The Old Man
Ishaara sat before the lake. She had no shoes. Her toes nervously scrunched the sand between them as she steadied her fishing pole. Her hard glare rested on the water’s surface for a while, but something was distracting her. What was that noise? It tapped lightly against her eardrums from some far-off point. Above her? Behind? Perhaps not. She couldn’t tell.
She glared harder at the lake, trying to focus. Why was she staring? The pole had moved, hadn’t it? In the lake, something had pulled it. The lake was empty, though. There were no fish. Were there? She remembered that once there was.
The noise tapped a little louder. Once there was. She thought. Was there? Was there fish? Where? Where was there fish…
Her toes scrunched more sand as she absently dropped her fishing pole to rub her eyes. Where was there a fish… She finished rubbing her eyes, and rested her hands behind her, in the sand. She leaned back, holding herself up as her hands sunk into the warm, wet sand. She looked up to the sky, and saw no stars. There was only blackness.
The noise tapped louder, tapping against her skull now, ever so softly. It was getting harder to hold a thought. What is that noise? Where am I?
A cold drop of water tapped her nose. A drop of rain? The raindrops hit the sand around her, in time with the tapping. She shook her head and looked back to the lake, but the fishing pole was gone. The fish… how will I catch it now? She felt fear, sadness. Tears welled in her eyes, and she couldn’t think of why. Her gaze fell to the sand, and she remembered.
He… he found a worm in the sand and caught the fish…
Her heart beat faster, becoming one with the rhythmic tapping of the rain. It pounded against the inside of her chest, pained with each thud. The noise danced within it, beating against her skull with every raindrop.
Why? Why has he done this to me? She wept.
She felt soft wriggling against her hands, and she jumped up, her heart jolting.
The rain fell faster. Her hands were covered in blood. Small punctures riddled her skin all the way up to her elbows. Tiny worms wriggled out here and there, squirming in and out of the punctures. She could feel them swimming underneath her skin.
“No! God, No!” Thunder cracked, and the deluge continued as the rhythmic noise pounded against her mind. The worms! Gabriel found them. Gabriel, no! She closed her eyes and shook her arms violently and ran. She screamed, and the rain stopped.
She opened her eyes, and she looked down to her arms. They were clean. Weren’t they always clean?
She glared at her arms as if they were lying to her. She looked them up and down. All around, but she couldn’t remember what she was looking for.
She sat down at the nearest pew, and began to pray.

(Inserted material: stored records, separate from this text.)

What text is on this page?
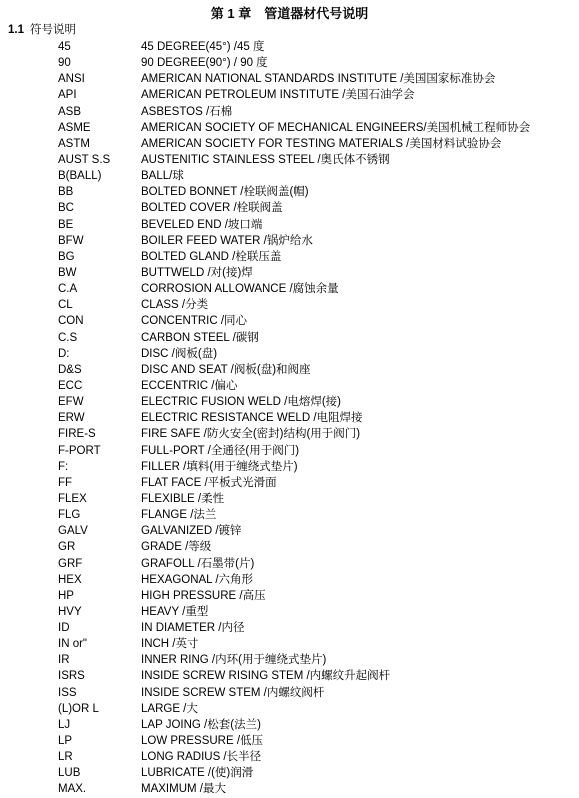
第 1 章　管道器材代号说明
1.1 符号说明
45	45 DEGREE(45°) /45 度
90	90 DEGREE(90°) / 90 度
ANSI	AMERICAN NATIONAL STANDARDS INSTITUTE /美国国家标准协会
API	AMERICAN PETROLEUM INSTITUTE /美国石油学会
ASB	ASBESTOS /石棉
ASME	AMERICAN SOCIETY OF MECHANICAL ENGINEERS/美国机械工程师协会
ASTM	AMERICAN SOCIETY FOR TESTING MATERIALS /美国材料试验协会
AUST S.S	AUSTENITIC STAINLESS STEEL /奥氏体不锈钢
B(BALL)	BALL/球
BB	BOLTED BONNET /栓联阀盖(帽)
BC	BOLTED COVER /栓联阀盖
BE	BEVELED END /坡口端
BFW	BOILER FEED WATER /锅炉给水
BG	BOLTED GLAND /栓联压盖
BW	BUTTWELD /对(接)焊
C.A	CORROSION ALLOWANCE /腐蚀余量
CL	CLASS /分类
CON	CONCENTRIC /同心
C.S	CARBON STEEL /碳钢
D:	DISC /阀板(盘)
D&S	DISC AND SEAT /阀板(盘)和阀座
ECC	ECCENTRIC /偏心
EFW	ELECTRIC FUSION WELD /电熔焊(接)
ERW	ELECTRIC RESISTANCE WELD /电阻焊接
FIRE-S	FIRE SAFE /防火安全(密封)结构(用于阀门)
F-PORT	FULL-PORT /全通径(用于阀门)
F:	FILLER /填料(用于缠绕式垫片)
FF	FLAT FACE /平板式光滑面
FLEX	FLEXIBLE /柔性
FLG	FLANGE /法兰
GALV	GALVANIZED /镀锌
GR	GRADE /等级
GRF	GRAFOLL /石墨带(片)
HEX	HEXAGONAL /六角形
HP	HIGH PRESSURE /高压
HVY	HEAVY /重型
ID	IN DIAMETER /内径
IN or"	INCH /英寸
IR	INNER RING /内环(用于缠绕式垫片)
ISRS	INSIDE SCREW RISING STEM /内螺纹升起阀杆
ISS	INSIDE SCREW STEM /内螺纹阀杆
(L)OR L	LARGE /大
LJ	LAP JOING /松套(法兰)
LP	LOW PRESSURE /低压
LR	LONG RADIUS /长半径
LUB	LUBRICATE /(使)润滑
MAX.	MAXIMUM /最大
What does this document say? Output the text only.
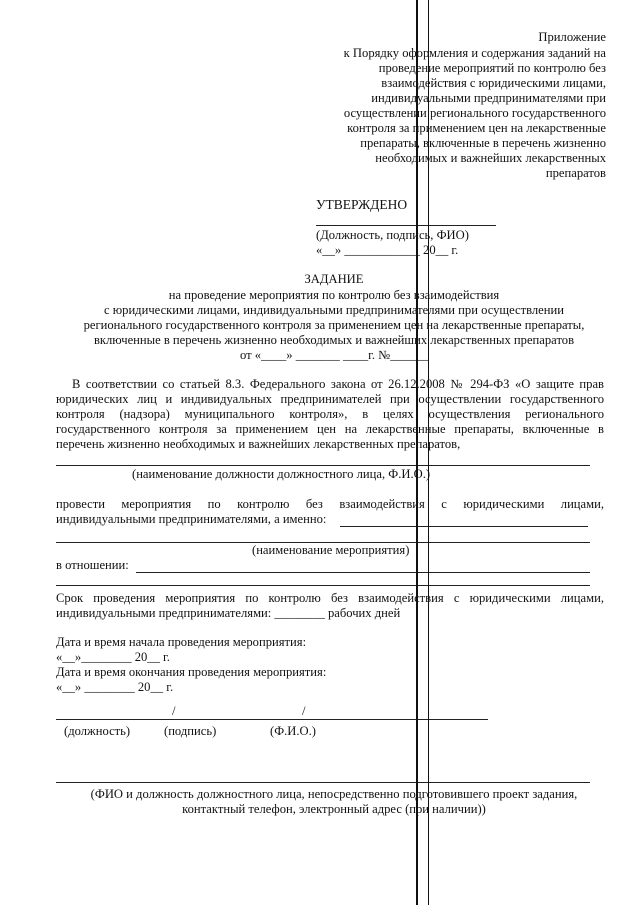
Приложение
к Порядку оформления и содержания заданий на
проведение мероприятий по контролю без
взаимодействия с юридическими лицами,
индивидуальными предпринимателями при
осуществлении регионального государственного
контроля за применением цен на лекарственные
препараты, включенные в перечень жизненно
необходимых и важнейших лекарственных
препаратов
УТВЕРЖДЕНО
(Должность, подпись, ФИО)
«__» ____________ 20__ г.
ЗАДАНИЕ
на проведение мероприятия по контролю без взаимодействия
с юридическими лицами, индивидуальными предпринимателями при осуществлении
регионального государственного контроля за применением цен на лекарственные препараты,
включенные в перечень жизненно необходимых и важнейших лекарственных препаратов
от «____» _______ ____г. №______
В соответствии со статьей 8.3. Федерального закона от 26.12.2008 № 294-ФЗ «О защите прав
юридических лиц и индивидуальных предпринимателей при осуществлении государственного
контроля (надзора) муниципального контроля», в целях осуществления регионального
государственного контроля за применением цен на лекарственные препараты, включенные в
перечень жизненно необходимых и важнейших лекарственных препаратов,
(наименование должности должностного лица, Ф.И.О.)
провести мероприятия по контролю без взаимодействия с юридическими лицами,
индивидуальными предпринимателями, а именно:
(наименование мероприятия)
в отношении:
Срок проведения мероприятия по контролю без взаимодействия с юридическими лицами,
индивидуальными предпринимателями: ________ рабочих дней
Дата и время начала проведения мероприятия:
«__»________ 20__ г.
Дата и время окончания проведения мероприятия:
«__» ________ 20__ г.
/	/
(должность)	(подпись)	(Ф.И.О.)
(ФИО и должность должностного лица, непосредственно подготовившего проект задания,
контактный телефон, электронный адрес (при наличии))
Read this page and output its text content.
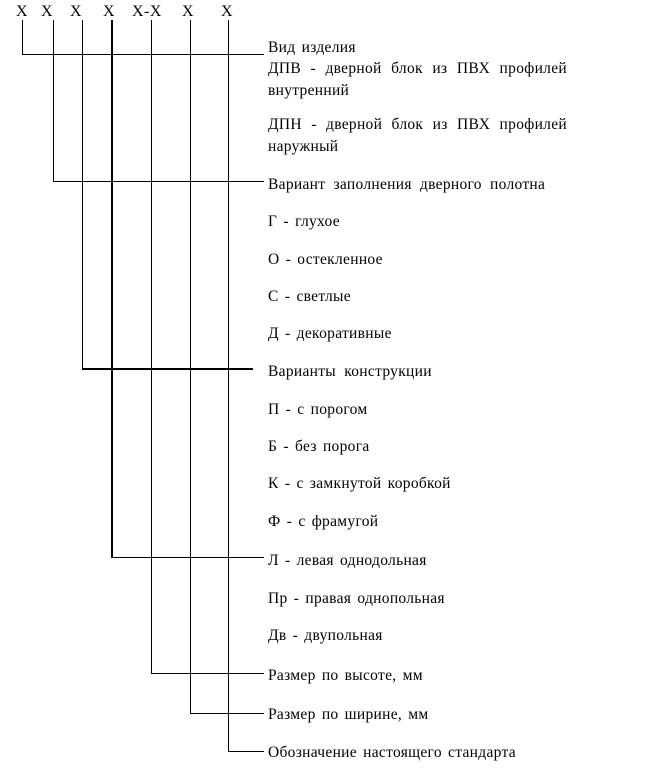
Х Х Х Х Х-Х Х Х
Вид изделия
ДПВ - дверной блок из ПВХ профилей
внутренний
ДПН - дверной блок из ПВХ профилей
наружный
Вариант заполнения дверного полотна
Г - глухое
О - остекленное
С - светлые
Д - декоративные
Варианты конструкции
П - с порогом
Б - без порога
К - с замкнутой коробкой
Ф - с фрамугой
Л - левая однодольная
Пр - правая однопольная
Дв - двупольная
Размер по высоте, мм
Размер по ширине, мм
Обозначение настоящего стандарта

Chrom, please… please help me remember.
She looked up at the statue of Him, His hand outstretched, and wished that he would take her away. Anywhere. Somewhere… She had a home before. Some time… some time ago she had a home.
Her brow scrunched, and she focused every fiber of her being. She needed to remember why she was here. Whoever she was, she needed to remember. Chrom will help her, if she has faith.
Chrom. She was a priestess. She was a bride of Chrom. That was it.
The noise began tapping at her mind again and she began to cry softly, her head held in her hands.
No! No, I will remember! Damn you.
Damn who? The man. The evil man. The… He…
She looked up again at the statue of Gabriel. Gabriel! She felt guilt and dread wash over her, as one guilty and with the hangman at the door, pounding.
Pounding against her mind. Her head quaked in pain and she shook it, rubbing her eyes again. When her gaze lifted the room was as black as the starless sky. The statue of Gabriel was gone, replaced with Chrom, whose gaze was pinned on her. Her heart beat faster, and her mind pounded along with it.
Chrom’s eyes began to burn, and his skin began to lift off of his body, revealing the bloody organs beneath. Chrom’s heart beat as fast as hers.
Or was it…
It was her heart within Chrom. It was being devoured by the worms. She could feel them inside her, tearing at her heart, both within her chest and within Chrom’s. She fell, clutching at her chest and quaking in pain, but nothing was below to catch her. She opened her mouth to scream, but she could not make a sound.
She fell for an eternity, holding her chest.
No… She fell, and she knew the arms of Chrom would not catch her.
Her eyes opened, and she stood in the temple again. She stared at Chrom, and he stared back. His eyes were golden orbs.
He left me here. Where… Where did he leave me…?
She focused her mind. The noise tapped against it, but she ignored it.
The old man…
The noise tapped her mind in response.